Wednesday, June 20, 2007

Thoughts.....

I'm sitting here on a Wednesday morning and we are having some pretty nice thunderstorms right now. They aren't scary, just nice. It's always nice to feel the cooler air outside and hear the rain and know that we won't have to water our yard for at least another week! :) In the summertime, that makes me happy!

I really don't know where to begin to talk about my personal issues. All I can say is that I'm going through a very rough time right now. Something just isn't right with me. I'm being very proactive about it and taking steps to feel better. I've been angry with my doctor and very persistant too! I think that I even had the nurse on my side yesterday on the phone, so that's a plus! I mean, why else would she suggest breaking my pills in half to up my dosage? LOL! So yes, once again, I'm questioning my thyroid dosage. My levels are "normal" according to the labs, but the range of "normal" is so big! That's why I am trying to work my way into the lower range of "normal". It's only then that I think I will feel better. I know my body better than anyone right? This shouldn't be a big issue with the doctors, but it is. Lab results don't tell the entire story. I think once in a while, they should ask, "So just how are you feeling?" Ugh. I'm not resting until I regain full control over my health. I don't like feeling icky.....especially when I have a wonderful husband, two beautiful children, and two cuddly dogs to love. ;)

My thyroid isn't the only issue right now. Since it is out of whack though, it's causing my hormones to go crazy. That could be another reason why I don't feel so good. So, we'll just have to wait and see how that all plays out. In the meantime, I'm going to talk to my OB/GYN about switching my anti-depressant. I've been on the same one for years and I think it might be time for a change. That can't hurt either, right?

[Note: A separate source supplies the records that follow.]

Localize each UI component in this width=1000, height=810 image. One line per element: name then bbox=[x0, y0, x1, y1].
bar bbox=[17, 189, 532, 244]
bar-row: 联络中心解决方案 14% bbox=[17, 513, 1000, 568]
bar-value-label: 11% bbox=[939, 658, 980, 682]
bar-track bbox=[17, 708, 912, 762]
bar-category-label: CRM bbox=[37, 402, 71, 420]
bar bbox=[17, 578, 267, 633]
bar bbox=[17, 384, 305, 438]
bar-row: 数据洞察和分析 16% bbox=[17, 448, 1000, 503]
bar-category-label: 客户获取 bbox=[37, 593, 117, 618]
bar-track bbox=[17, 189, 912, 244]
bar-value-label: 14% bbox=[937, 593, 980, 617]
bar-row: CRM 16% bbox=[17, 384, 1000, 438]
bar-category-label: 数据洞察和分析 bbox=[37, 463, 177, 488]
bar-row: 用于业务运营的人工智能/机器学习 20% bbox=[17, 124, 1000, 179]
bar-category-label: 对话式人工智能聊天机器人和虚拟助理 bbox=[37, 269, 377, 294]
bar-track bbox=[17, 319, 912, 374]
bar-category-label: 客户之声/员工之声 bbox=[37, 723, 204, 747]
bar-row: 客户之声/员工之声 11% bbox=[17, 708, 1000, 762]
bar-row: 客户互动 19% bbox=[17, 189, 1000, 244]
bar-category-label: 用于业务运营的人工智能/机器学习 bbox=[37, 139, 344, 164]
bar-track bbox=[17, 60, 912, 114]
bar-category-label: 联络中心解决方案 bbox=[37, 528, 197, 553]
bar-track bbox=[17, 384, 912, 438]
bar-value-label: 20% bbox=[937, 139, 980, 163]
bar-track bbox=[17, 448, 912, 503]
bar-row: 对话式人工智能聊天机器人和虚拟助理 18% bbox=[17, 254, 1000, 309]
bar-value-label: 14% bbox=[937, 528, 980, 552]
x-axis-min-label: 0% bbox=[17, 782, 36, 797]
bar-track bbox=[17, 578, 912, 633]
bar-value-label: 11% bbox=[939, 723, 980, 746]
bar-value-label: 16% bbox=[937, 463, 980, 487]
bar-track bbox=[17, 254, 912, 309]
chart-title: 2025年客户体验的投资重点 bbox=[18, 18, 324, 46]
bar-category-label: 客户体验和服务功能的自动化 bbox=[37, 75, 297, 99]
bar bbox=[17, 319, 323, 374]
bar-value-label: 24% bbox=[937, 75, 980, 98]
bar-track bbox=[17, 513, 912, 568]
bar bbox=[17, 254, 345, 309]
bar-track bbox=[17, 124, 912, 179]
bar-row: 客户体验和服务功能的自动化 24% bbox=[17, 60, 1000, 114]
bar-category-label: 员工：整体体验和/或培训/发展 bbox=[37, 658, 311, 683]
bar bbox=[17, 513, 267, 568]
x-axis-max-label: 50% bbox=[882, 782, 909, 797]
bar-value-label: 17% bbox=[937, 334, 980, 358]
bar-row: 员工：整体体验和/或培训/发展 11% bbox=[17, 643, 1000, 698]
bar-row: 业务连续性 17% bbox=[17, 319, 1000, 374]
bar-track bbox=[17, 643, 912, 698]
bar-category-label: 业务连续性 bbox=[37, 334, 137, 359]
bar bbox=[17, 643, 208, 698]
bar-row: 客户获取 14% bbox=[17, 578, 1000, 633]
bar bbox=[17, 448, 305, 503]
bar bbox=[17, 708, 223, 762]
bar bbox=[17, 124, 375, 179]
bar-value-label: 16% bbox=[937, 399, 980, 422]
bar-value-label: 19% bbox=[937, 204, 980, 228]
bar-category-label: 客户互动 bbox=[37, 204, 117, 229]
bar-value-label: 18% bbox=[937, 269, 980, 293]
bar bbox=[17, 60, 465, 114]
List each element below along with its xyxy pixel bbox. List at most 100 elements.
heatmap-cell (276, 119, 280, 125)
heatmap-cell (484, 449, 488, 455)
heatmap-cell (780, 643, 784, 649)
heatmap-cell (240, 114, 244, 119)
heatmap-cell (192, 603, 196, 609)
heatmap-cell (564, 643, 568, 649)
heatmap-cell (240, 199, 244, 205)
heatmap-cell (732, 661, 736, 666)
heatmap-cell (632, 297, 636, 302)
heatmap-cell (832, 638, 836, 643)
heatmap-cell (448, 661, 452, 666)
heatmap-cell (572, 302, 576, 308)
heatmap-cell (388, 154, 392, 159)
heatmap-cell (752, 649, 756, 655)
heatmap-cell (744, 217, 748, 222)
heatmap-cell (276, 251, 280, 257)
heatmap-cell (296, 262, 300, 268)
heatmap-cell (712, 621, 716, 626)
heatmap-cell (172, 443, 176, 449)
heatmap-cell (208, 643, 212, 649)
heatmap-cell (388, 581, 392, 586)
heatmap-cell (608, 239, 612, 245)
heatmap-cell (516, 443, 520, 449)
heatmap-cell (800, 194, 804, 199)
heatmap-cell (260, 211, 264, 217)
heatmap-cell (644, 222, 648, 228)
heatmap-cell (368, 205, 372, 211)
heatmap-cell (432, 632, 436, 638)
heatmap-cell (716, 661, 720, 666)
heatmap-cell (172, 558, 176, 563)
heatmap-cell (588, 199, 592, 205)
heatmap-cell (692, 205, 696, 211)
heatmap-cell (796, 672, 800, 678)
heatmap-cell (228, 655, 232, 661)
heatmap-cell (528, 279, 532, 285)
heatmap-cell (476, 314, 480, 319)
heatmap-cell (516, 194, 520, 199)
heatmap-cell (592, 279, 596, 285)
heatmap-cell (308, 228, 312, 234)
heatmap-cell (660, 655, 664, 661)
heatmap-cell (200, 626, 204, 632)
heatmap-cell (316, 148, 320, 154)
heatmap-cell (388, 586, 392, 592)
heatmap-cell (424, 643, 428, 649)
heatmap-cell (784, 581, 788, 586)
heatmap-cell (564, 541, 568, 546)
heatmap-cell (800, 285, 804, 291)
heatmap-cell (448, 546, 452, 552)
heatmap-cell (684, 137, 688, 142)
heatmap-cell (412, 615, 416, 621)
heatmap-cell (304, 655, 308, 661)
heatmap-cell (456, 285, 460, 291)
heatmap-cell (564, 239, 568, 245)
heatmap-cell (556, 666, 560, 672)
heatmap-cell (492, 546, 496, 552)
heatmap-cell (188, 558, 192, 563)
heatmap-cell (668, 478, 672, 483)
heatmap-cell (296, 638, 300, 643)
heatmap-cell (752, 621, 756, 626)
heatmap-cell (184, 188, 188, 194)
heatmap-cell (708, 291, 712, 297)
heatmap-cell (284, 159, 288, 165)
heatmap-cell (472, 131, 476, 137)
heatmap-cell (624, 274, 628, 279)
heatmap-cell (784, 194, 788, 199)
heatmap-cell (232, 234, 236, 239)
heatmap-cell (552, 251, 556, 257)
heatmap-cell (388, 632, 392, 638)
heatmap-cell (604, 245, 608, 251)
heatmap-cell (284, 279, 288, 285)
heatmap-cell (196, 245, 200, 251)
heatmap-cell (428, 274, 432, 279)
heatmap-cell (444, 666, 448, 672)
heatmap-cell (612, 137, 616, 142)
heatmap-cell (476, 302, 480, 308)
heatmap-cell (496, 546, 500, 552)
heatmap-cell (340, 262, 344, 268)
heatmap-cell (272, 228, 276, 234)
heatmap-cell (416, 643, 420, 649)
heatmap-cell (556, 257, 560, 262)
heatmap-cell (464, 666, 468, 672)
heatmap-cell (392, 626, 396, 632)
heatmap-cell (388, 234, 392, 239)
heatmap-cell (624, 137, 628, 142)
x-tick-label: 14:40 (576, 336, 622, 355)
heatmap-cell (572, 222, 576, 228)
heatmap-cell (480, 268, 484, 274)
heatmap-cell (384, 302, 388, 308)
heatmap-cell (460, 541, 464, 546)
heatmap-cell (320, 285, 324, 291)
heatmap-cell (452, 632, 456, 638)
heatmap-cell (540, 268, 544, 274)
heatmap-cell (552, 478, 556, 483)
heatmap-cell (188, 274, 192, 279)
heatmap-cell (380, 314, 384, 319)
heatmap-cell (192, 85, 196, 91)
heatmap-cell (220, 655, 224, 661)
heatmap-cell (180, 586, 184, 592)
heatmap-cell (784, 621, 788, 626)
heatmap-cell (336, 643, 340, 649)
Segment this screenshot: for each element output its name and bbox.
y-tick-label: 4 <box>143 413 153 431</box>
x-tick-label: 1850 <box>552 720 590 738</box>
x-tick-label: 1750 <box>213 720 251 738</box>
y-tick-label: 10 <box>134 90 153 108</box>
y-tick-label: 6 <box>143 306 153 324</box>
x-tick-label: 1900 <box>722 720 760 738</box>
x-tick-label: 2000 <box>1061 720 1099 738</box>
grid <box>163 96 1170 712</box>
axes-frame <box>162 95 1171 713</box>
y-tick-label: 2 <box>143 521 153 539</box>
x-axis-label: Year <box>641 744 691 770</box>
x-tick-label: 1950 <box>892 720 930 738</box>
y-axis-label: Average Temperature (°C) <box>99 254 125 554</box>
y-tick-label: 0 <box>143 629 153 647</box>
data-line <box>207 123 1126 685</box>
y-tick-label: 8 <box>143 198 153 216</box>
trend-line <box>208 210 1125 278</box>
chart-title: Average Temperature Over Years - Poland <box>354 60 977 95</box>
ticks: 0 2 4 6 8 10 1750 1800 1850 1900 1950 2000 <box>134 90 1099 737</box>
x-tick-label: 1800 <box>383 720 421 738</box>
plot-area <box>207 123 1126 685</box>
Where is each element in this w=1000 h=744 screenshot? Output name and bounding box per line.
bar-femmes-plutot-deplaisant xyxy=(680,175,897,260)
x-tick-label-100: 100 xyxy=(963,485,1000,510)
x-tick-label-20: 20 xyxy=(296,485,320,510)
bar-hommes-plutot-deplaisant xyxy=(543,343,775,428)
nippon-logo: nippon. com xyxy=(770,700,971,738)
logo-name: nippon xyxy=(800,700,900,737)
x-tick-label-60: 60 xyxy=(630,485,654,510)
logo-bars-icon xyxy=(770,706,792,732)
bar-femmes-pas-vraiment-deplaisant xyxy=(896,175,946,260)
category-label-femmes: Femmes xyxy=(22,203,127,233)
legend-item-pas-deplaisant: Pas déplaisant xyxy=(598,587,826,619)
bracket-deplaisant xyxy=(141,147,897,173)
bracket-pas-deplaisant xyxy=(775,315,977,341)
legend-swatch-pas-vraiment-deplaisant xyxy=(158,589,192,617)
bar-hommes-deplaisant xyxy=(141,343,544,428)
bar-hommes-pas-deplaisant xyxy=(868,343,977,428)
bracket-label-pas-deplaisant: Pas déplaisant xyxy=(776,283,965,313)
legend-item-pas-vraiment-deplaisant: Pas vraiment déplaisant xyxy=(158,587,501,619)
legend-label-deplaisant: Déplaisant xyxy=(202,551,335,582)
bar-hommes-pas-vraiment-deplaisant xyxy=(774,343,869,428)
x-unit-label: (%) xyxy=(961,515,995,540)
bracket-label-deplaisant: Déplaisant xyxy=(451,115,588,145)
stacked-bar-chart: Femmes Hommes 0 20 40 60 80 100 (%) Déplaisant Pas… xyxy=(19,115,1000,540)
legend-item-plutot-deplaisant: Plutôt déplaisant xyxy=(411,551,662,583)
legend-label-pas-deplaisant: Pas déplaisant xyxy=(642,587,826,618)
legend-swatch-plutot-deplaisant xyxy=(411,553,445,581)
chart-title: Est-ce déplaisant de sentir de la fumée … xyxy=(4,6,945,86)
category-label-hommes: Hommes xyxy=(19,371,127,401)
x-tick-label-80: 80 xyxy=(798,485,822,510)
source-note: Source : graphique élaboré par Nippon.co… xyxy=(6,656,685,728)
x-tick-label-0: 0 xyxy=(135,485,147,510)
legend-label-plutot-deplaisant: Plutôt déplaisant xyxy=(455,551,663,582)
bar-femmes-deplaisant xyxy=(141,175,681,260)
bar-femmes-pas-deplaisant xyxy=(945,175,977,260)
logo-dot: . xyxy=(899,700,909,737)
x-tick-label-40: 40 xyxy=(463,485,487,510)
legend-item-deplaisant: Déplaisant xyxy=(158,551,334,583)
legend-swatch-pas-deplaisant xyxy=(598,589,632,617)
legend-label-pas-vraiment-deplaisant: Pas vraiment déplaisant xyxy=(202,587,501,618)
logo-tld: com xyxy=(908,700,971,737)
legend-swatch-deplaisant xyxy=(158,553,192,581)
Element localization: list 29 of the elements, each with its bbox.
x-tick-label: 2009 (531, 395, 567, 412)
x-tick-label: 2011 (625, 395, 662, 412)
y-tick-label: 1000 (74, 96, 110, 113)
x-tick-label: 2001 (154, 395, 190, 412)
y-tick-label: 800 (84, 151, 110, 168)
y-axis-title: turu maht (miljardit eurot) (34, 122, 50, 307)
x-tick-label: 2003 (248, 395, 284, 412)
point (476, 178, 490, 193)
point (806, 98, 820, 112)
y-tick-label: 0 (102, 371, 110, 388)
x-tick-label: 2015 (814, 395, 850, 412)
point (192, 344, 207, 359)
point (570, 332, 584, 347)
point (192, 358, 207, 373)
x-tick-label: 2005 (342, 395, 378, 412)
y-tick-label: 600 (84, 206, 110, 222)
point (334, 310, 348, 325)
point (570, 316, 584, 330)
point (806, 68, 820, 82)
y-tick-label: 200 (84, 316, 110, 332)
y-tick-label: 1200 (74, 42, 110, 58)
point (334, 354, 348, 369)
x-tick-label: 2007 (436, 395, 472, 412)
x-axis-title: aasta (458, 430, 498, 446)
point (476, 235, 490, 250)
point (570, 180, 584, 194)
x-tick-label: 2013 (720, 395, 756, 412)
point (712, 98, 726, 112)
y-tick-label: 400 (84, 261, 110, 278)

It's so hard for me to accept that I have issues.....health issues. I know it's not a big deal and yes, I can get help and if I don't get the help that I want, then I can just find another doctor. But the bottom line is that there's something wrong. That bothers me. I have no control over it. I just have it. It's not like heart disease or diabetes. I can't control it with diet and exercise. It's just there. But what I can do is take control of my life and insist on getting all of the right answers. I also realize that I need to de-stress my life, so all of the Yoga that I have been doing is helping tremendously. I used to just live to work out. Now I work out to live. It's funny how that has changed. I think that fitness is a bigger part of my life now than ever before. It makes me feel good. It helps me cope. It keeps me sane. And that is good.

2 comments:

Chelle Y. said...

(((Kim))) You have people who care! I hope you can get the help you need soon!

Susan's 365 said...

Let's talk soon!

I'm so glad you came with the girls today...hope you all had fun.